When her stepson came of age, Joanna left Olantigh and moved to her brother's apartments in Whitehall Palace and, in 1666, was appointed as a Woman of the Bedchamber to Queen Catherine. Later, when the Queen moved to Somerset House, Joanna had her own rooms and servants and she remained a member of the Queen's Household until Catherine returned to Portugal in 1692. But Joanna kept her apartment in Somerset House until her own death.

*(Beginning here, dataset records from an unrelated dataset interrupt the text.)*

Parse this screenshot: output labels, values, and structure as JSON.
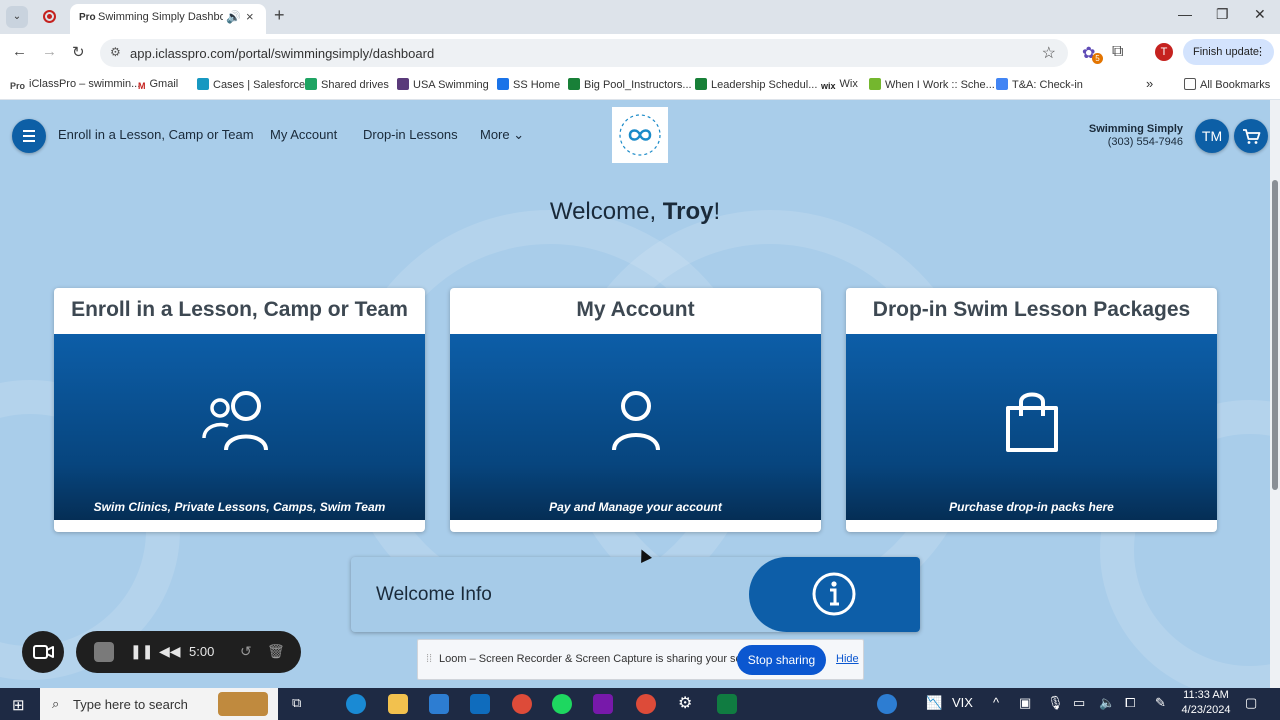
{
  "browser": {
    "tab": {
      "favicon_text": "Pro",
      "title": "Swimming Simply Dashboard",
      "audio_icon": "speaker-icon",
      "close": "×"
    },
    "new_tab": "+",
    "url": "app.iclasspro.com/portal/swimmingsimply/dashboard",
    "profile_initial": "T",
    "extension_badge": "5",
    "update_button": "Finish update",
    "bookmarks": [
      {
        "label": "iClassPro – swimmin...",
        "prefix": "Pro",
        "color": "#444444"
      },
      {
        "label": "Gmail",
        "prefix": "M",
        "color": "#c5221f"
      },
      {
        "label": "Cases | Salesforce",
        "prefix": "",
        "color": "#1798c1"
      },
      {
        "label": "Shared drives",
        "prefix": "",
        "color": "#1fa463"
      },
      {
        "label": "USA Swimming",
        "prefix": "",
        "color": "#5a3a7a"
      },
      {
        "label": "SS Home",
        "prefix": "",
        "color": "#1a73e8"
      },
      {
        "label": "Big Pool_Instructors...",
        "prefix": "",
        "color": "#188038"
      },
      {
        "label": "Leadership Schedul...",
        "prefix": "",
        "color": "#188038"
      },
      {
        "label": "Wix",
        "prefix": "wix",
        "color": "#222222"
      },
      {
        "label": "When I Work :: Sche...",
        "prefix": "",
        "color": "#74b72e"
      },
      {
        "label": "T&A: Check-in",
        "prefix": "",
        "color": "#4285f4"
      }
    ],
    "all_bookmarks": "All Bookmarks"
  },
  "site": {
    "nav": [
      "Enroll in a Lesson, Camp or Team",
      "My Account",
      "Drop-in Lessons",
      "More"
    ],
    "brand_name": "Swimming Simply",
    "brand_phone": "(303) 554-7946",
    "user_initials": "TM",
    "welcome_prefix": "Welcome, ",
    "welcome_name": "Troy",
    "welcome_suffix": "!",
    "cards": [
      {
        "title": "Enroll in a Lesson, Camp or Team",
        "subtitle": "Swim Clinics, Private Lessons, Camps, Swim Team",
        "icon": "users-icon"
      },
      {
        "title": "My Account",
        "subtitle": "Pay and Manage your account",
        "icon": "user-icon"
      },
      {
        "title": "Drop-in Swim Lesson Packages",
        "subtitle": "Purchase drop-in packs here",
        "icon": "shopping-bag-icon"
      }
    ],
    "welcome_info": "Welcome Info",
    "accent_color": "#0d5fa6"
  },
  "loom": {
    "timer": "5:00",
    "share_message": "Loom – Screen Recorder & Screen Capture is sharing your screen.",
    "stop_sharing": "Stop sharing",
    "hide": "Hide"
  },
  "taskbar": {
    "search_placeholder": "Type here to search",
    "vix_label": "VIX",
    "time": "11:33 AM",
    "date": "4/23/2024"
  }
}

Lady Joanna died in January 1708/9, probably in London, but she had retained an affection for Wye and requested that she should be buried in Wye Parish Church. In her will she gaves instructions for her funeral and for her monument in the Church. She left money to help the poor of the village and to found a school for the boys and girls. This continues today as the Lady Joanna Thornhill (Endowed) Primary School.


Wye College book

The College at Wye - A Historical Guide

Written by Paul Burnham; edited and designed by Maureen de Saxe

Founded by Cardinal Kempe in 1447 as a college for priests with an associated Grammar School, the original buildings of the College, next to the Parish Church of Wye, have grown through more than 500 years by many additions. These bring together architectural styles of different periods. Arranged around four small courtyards, the overall effect of the buildings today is of an Oxford or Cambridge college transported to a village in Kent.

In more recent years the College has been extended even further, for example by the Russell Laboratories. The Kempe Centre on the opposite side of Olantigh Road was completed in 1996. This book is however only concerned with the College buildings on the original site. It is in two parts: a brief history of the College and a 'walk-round' guide.


Hinxhill book

Hinxhill - A Historical Guide

Written by Paul Burnham; edited and designed by Maureen de Saxe

Since 1987 the small but very distinctive parish of Hinxhill has been united administratively with that of Wye. Yet through many centuries Hinxhill was a community with an entirely separate history. Recognising this, the Wye with Hinxhill Parish Council has held several of its meetings in its ancient church.